Semenjak abad ke-7 hingga abad ke-11 Masehi, Kerajaan Sriwijaya di Sumatera Selatan, menjadi pusat pengajaran agama Buddha di Indonesia dan Asia. Sebab banyak biksu-biksu dari luar Indonesia yang sengaja datang untuk mendalami Buddha.
Di Sriwijaya terdapat biksu yang dikenal memiliki pengetahuan luas tentang agama Buddha bernama Dharmakirti. Sepak terjang Dharmakirti sudah terdengar di banyak tempat lain dan banyak biksu yang ingin belajar langsung kepadanya.

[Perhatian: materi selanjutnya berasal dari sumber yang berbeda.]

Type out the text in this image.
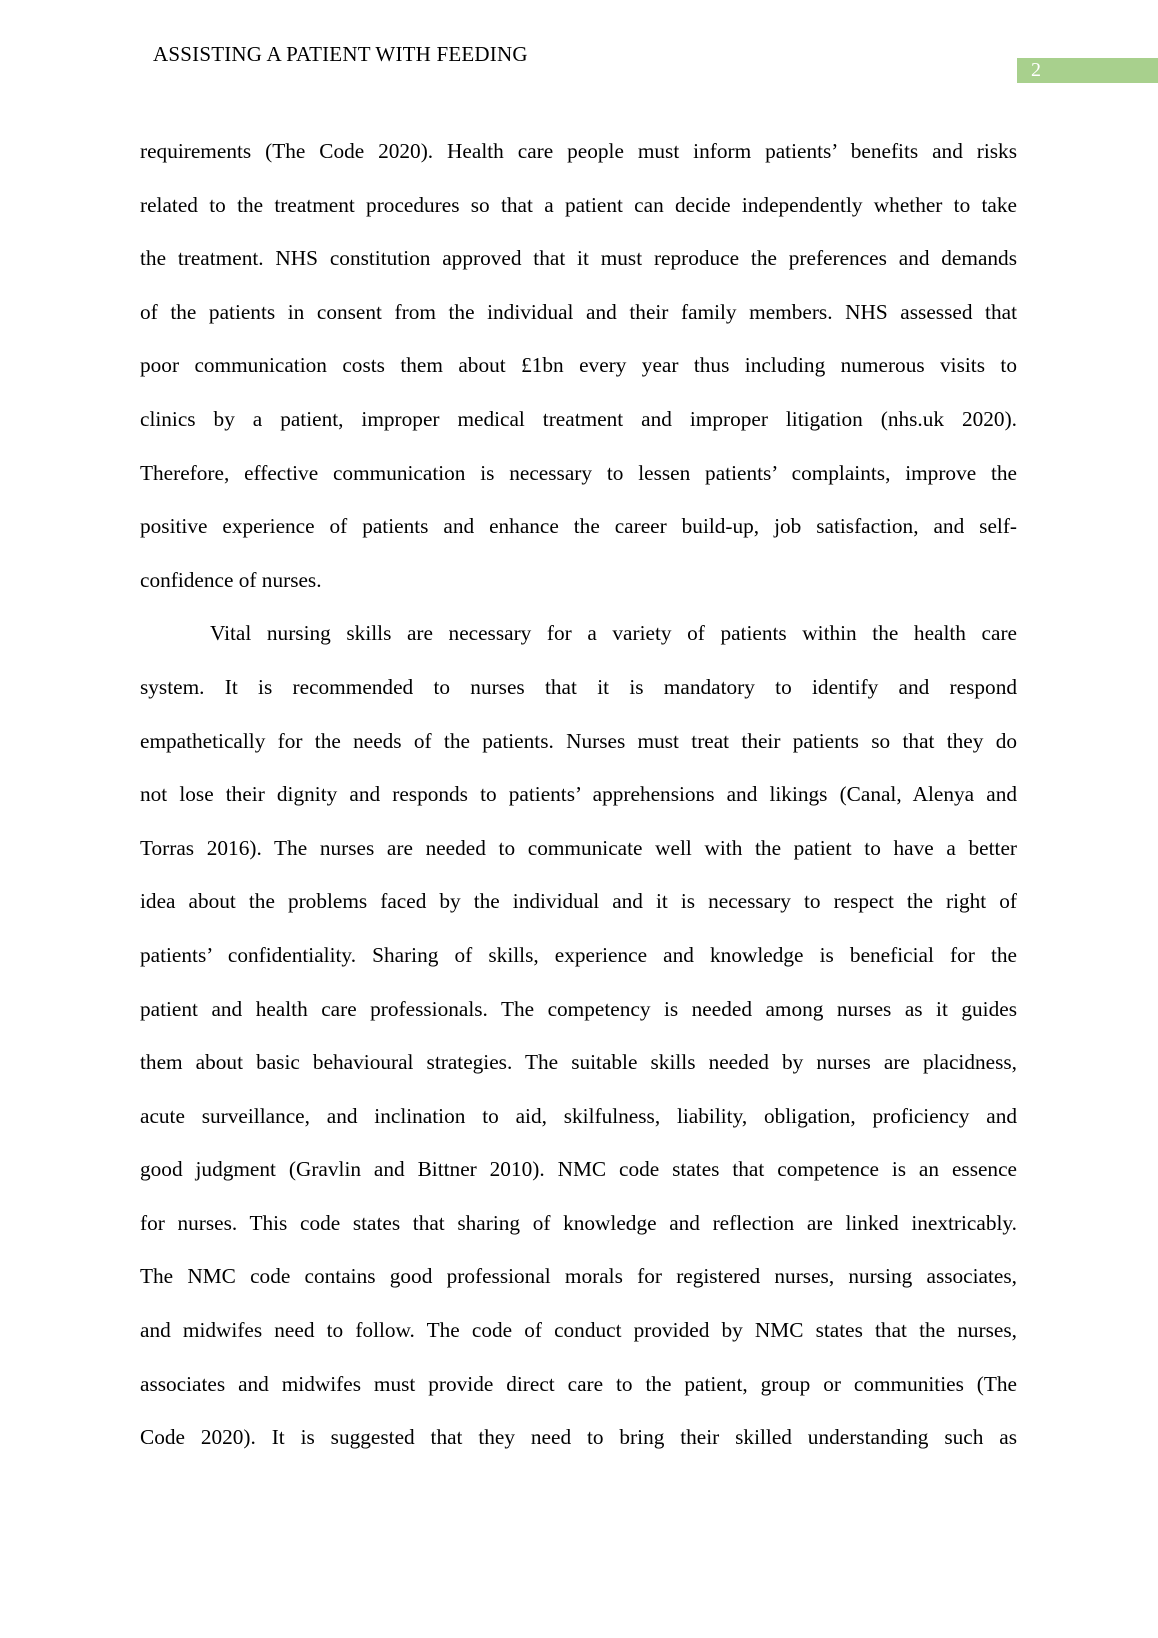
ASSISTING A PATIENT WITH FEEDING
2
requirements (The Code 2020). Health care people must inform patients’ benefits and risks
related to the treatment procedures so that a patient can decide independently whether to take
the treatment. NHS constitution approved that it must reproduce the preferences and demands
of the patients in consent from the individual and their family members. NHS assessed that
poor communication costs them about £1bn every year thus including numerous visits to
clinics by a patient, improper medical treatment and improper litigation (nhs.uk 2020).
Therefore, effective communication is necessary to lessen patients’ complaints, improve the
positive experience of patients and enhance the career build-up, job satisfaction, and self-
confidence of nurses.
Vital nursing skills are necessary for a variety of patients within the health care
system. It is recommended to nurses that it is mandatory to identify and respond
empathetically for the needs of the patients. Nurses must treat their patients so that they do
not lose their dignity and responds to patients’ apprehensions and likings (Canal, Alenya and
Torras 2016). The nurses are needed to communicate well with the patient to have a better
idea about the problems faced by the individual and it is necessary to respect the right of
patients’ confidentiality. Sharing of skills, experience and knowledge is beneficial for the
patient and health care professionals. The competency is needed among nurses as it guides
them about basic behavioural strategies. The suitable skills needed by nurses are placidness,
acute surveillance, and inclination to aid, skilfulness, liability, obligation, proficiency and
good judgment (Gravlin and Bittner 2010). NMC code states that competence is an essence
for nurses. This code states that sharing of knowledge and reflection are linked inextricably.
The NMC code contains good professional morals for registered nurses, nursing associates,
and midwifes need to follow. The code of conduct provided by NMC states that the nurses,
associates and midwifes must provide direct care to the patient, group or communities (The
Code 2020). It is suggested that they need to bring their skilled understanding such as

Dikutip dari Indonesia.go.id, salah satu biksu yang datang khusus belajar agama Buddha di Indonesia adalah Atisha Dipankara, seorang biksu dan filosofi Buddha asal Bangladesh, Asia Selatan. Atisha tak hanya datang sendiri, ia rela mengajak 100 murid-muridnya ke Indonesia kala itu.

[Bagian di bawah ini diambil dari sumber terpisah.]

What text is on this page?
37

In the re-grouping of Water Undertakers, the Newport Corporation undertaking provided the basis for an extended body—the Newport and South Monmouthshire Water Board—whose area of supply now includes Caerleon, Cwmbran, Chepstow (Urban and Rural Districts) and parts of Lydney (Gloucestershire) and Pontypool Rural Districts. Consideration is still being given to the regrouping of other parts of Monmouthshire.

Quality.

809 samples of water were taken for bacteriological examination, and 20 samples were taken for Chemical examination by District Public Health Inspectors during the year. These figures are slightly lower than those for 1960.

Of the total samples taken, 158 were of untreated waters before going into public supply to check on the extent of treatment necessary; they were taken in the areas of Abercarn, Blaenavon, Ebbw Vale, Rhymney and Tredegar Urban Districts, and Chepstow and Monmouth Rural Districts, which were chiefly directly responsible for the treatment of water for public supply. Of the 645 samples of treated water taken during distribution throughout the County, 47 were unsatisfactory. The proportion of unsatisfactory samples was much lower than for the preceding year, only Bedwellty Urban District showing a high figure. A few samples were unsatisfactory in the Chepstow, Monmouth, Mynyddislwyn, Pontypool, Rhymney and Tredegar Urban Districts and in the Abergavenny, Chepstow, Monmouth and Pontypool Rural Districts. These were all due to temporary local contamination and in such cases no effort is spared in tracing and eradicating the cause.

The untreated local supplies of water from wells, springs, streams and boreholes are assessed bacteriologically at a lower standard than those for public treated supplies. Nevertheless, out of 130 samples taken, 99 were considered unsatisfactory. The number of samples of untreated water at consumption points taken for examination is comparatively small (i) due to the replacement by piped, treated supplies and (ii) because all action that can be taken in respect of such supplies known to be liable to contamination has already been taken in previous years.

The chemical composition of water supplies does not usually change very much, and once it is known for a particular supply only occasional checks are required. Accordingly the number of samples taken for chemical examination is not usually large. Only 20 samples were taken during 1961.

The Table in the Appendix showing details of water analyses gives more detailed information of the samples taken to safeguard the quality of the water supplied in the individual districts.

Karena kepopuleran Dharmakirti membuat Atisha ingin datang meskipun harus menempuh perjalanan yang tak mudah dari Bangladesh menuju Sriwijaya. Ia harus mengarungi lautan luas selama beberapa hari dan tiba di Sriwijaya.
Atisha dan 100 muridnya belajar di Sriwijaya selama 13 tahun lamanya, tepatnya dalam rentang tahun 1011 hingga 1023. Ternyata Atisha tak hanya belajar Buddha di Sriwijaya, sebab ia juga mengunjungi Candi Borobudur di Jawa Tengah demi belajar teks Mahayana yang dipahatkan menjadi bangunan Candi Borobudur.
Peninggalan Kerajaan Sriwijaya (Kompas.com)
Selain Atisha, juga ada biksu I-Tsing asal China yang rela belajar agama Buddha di Sriwijaya. Jika Athisha selama 13 tahun di Sriwijaya, I-Tsing hanya 6 bulan berada di sana. I-Tsing juga belajar bahasa sansekerta. Setelah mengunjungi Indonesia, I-Tsing melanjutkan perjalanan ke India.
Dharmakirti dalam tradisi agama Buddha Tibetan disebut dengan nama Serlingpa dan dianggap Guru Bodhichitta. Selain menjadi biksu tertinggi di Kerajaan Sriwijaya , Dharmakirti juga memiliki pengetahuan luas karena tercatat juga menyusun kitab Abhisamayalamkara.